How would you like a smartphone with a nearly 5-inch display that also fits easily in your pocket? You’ll soon be able to get just that: the Kyocera Echo has a pair of regular-size displays that can be arranged side-by-side into a tablet shape.
This device is going to debut on Sunday, April 17, but I received a demo unit yesterday. So far I haven’t had enough time to fully test out the Echo, but I’m going to go ahead and share my first impressions.
BUILD AND DESIGN
I have to give Kyocera credit for coming up with the most innovative smartphone design in a long time. The Echo isn’t like anything else on the market right now — there’s nothing even particularly close.

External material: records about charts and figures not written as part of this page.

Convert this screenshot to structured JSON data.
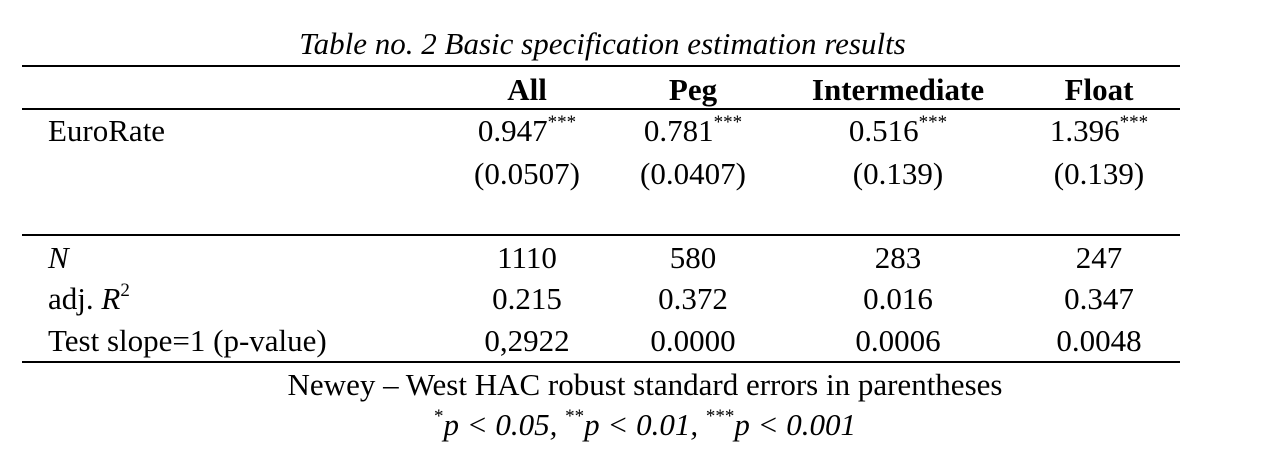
{
  "caption": {
    "table_no": "Table no. 2",
    "title": "Basic specification estimation results"
  },
  "columns": [
    "All",
    "Peg",
    "Intermediate",
    "Float"
  ],
  "rows": {
    "eurorate": {
      "label": "EuroRate",
      "coefs": [
        "0.947",
        "0.781",
        "0.516",
        "1.396"
      ],
      "stars": [
        "***",
        "***",
        "***",
        "***"
      ],
      "ses": [
        "(0.0507)",
        "(0.0407)",
        "(0.139)",
        "(0.139)"
      ]
    },
    "n": {
      "label": "N",
      "values": [
        "1110",
        "580",
        "283",
        "247"
      ]
    },
    "adjr2": {
      "label": "adj.",
      "label_symbol": "R",
      "label_sup": "2",
      "values": [
        "0.215",
        "0.372",
        "0.016",
        "0.347"
      ]
    },
    "test": {
      "label": "Test slope=1 (p-value)",
      "values": [
        "0,2922",
        "0.0000",
        "0.0006",
        "0.0048"
      ]
    }
  },
  "notes": {
    "line1": "Newey – West HAC robust standard errors in parentheses",
    "sig1_stars": "*",
    "sig1_text": "p < 0.05,",
    "sig2_stars": "**",
    "sig2_text": "p < 0.01,",
    "sig3_stars": "***",
    "sig3_text": "p < 0.001"
  }
}
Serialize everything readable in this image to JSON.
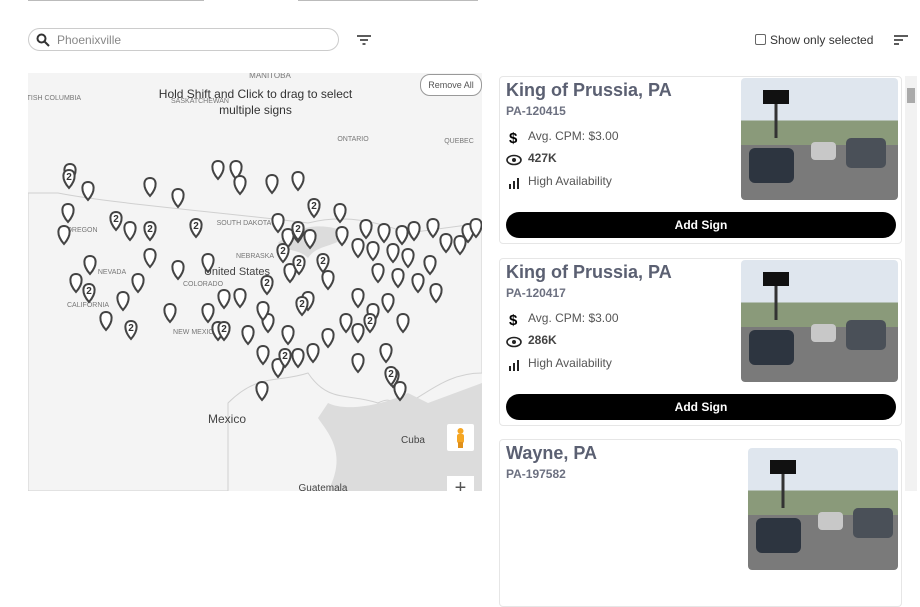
{
  "search": {
    "placeholder": "Phoenixville"
  },
  "filters": {
    "show_only_selected": "Show only selected"
  },
  "map": {
    "hint": "Hold Shift and Click to drag to select multiple signs",
    "remove_all": "Remove All",
    "labels": [
      "MANITOBA",
      "BRITISH COLUMBIA",
      "SASKATCHEWAN",
      "ONTARIO",
      "QUEBEC",
      "OREGON",
      "SOUTH DAKOTA",
      "NEVADA",
      "United States",
      "CALIFORNIA",
      "COLORADO",
      "NEBRASKA",
      "NEW MEXICO",
      "Mexico",
      "Cuba",
      "Guatemala"
    ],
    "cluster_labels": [
      "2",
      "2",
      "2",
      "2",
      "2",
      "2",
      "2",
      "2",
      "2",
      "2",
      "2",
      "2",
      "2",
      "2",
      "2",
      "2",
      "2",
      "2"
    ],
    "zoom_in": "+"
  },
  "listings": [
    {
      "title": "King of Prussia, PA",
      "id": "PA-120415",
      "cpm": "Avg. CPM: $3.00",
      "impressions": "427K",
      "availability": "High Availability",
      "button": "Add Sign"
    },
    {
      "title": "King of Prussia, PA",
      "id": "PA-120417",
      "cpm": "Avg. CPM: $3.00",
      "impressions": "286K",
      "availability": "High Availability",
      "button": "Add Sign"
    },
    {
      "title": "Wayne, PA",
      "id": "PA-197582"
    }
  ]
}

It has two 3.5-inch, 800 x 480 touchscreens, but these aren’t arranged into the clamshell you’d expect. Instead, there’s a unique hinge that allows the two screens to be placed very close to each other — something that wouldn’t be possible with a clamshell. This creates a 4.7-inch, 960 x 800 viewing area, albeit one with a black band through the middle of it.
In my preliminary testing, I’ve found this arrangement to be generally useful, though there are exceptions. Reading emails, web pages, or eBooks is fine, as I hardly notice the black stripe across the center. The same is true of using Google Maps. When you’re watching video, though, you’re going to want to confine it to one 3.5-inch display, as the black band is just too distracting.
But tablet mode isn’t your only option. You can put the Kyocera Echo into a configuration that looks a bit like a clamshell, and run two different apps on the two displays. Unfortunately, only a few apps support this. Otherwise, one program is spread across both screens.
When you want to type, one of the touchscreens becomes a large landscape-oriented keyboard that’s easy to use. You can pick the standard Android Keyboard or Swype. I prefer the standard one, and I find this to be at least as easy to type on as a physical keyboard.